North Atlantic is getting less salty, but it's too soon to blame climate change
Salinity in the North Atlantic dropped dramatically over the last decade, according to a new study that used data from a floating network of sensors to get the most detailed picture yet of changing ocean conditions in the region.
But researchers say it's too soon to say whether the decline is due to an influx of freshwater from melting ice on land or sea, or part of a natural, longer term cycle. A research team at Columbia University's Lamont-Doherty Earth Observatory and Johns Hopkins University published the results in the Journal of Climate's April issue.
Between 2004 and 2015, salinity fell by as much as half a gram of salt per kilogram of seawater in the sub-polar North Atlantic, a region that includes the Labrador Sea dividing Canada and western Greenland. That's the equivalent of diluting the area with 5,000 cubic kilometers of freshwater, says the study's lead author Jan-Erik Tesdal, a PhD student at Columbia.

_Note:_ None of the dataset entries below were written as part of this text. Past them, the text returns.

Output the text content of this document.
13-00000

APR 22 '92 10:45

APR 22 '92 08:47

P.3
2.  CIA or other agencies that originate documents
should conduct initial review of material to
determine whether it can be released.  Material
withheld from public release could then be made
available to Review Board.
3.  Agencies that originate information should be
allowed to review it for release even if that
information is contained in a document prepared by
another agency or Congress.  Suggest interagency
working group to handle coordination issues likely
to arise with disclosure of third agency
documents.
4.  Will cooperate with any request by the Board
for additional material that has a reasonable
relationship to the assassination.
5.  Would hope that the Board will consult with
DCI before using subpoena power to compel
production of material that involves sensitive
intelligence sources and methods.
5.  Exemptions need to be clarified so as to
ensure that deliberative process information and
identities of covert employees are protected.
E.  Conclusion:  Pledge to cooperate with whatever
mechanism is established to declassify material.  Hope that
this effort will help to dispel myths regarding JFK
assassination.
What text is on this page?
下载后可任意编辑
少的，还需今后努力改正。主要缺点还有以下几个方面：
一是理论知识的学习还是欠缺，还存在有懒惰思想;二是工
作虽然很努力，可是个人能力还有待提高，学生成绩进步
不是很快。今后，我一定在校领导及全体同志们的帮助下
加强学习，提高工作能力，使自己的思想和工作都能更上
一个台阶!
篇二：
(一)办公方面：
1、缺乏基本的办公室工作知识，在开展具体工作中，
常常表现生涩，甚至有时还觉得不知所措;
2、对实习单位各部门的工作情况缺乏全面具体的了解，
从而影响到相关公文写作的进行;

Though many forces cause salinity to rise and fall, the researchers attribute the immediate cause for the decline to changes in ocean circulation. A large system of circulating currents that deliver freshwater to the region, the sub-polar gyre, appears to be moving faster, propelled by stronger winds tied to the North Atlantic Oscillation climate pattern.
To put the changes in context, salinity fell twice as much in the early 1970s, equivalent to about 10,000 square kilometers of freshwater flooding the North Atlantic, suggesting that a natural cycle is at play. The drop, however, comes as Greenland's glaciers slide into the sea at a faster rate, and summer sea ice reaches record lows. Researchers haven't seen freshwater fluxes out of the Arctic Ocean increase much yet, but that could change soon.
"My suspicion is that we might soon see the outflow of fresher Arctic water to increase, which will eventually reach the sub-polar North Atlantic and cause a further decline in salinity," said Tesdal.
If climate change is causing the ocean freshening trend, that should become clear within the next 10 years, said study coauthor Thomas Haine, an oceanographer at Johns Hopkins University. "Right now it's ambiguous because of natural variability."
Oceanographers are keenly interested in the North Atlantic for its role in regulating Earth's climate and circulating the nutrients that feed marine life, from plankton to predator fish. Its dense, salty waters draw carbon dioxide from the air and send it deep into the ocean. In the process, nutrients mix through the water column, sustaining marine life. If salinity were to drop too far, some of this mixing would stop, reducing the North Atlantic's carbon dioxide uptake and nutrient cycling which would in turn influence climate and the food web.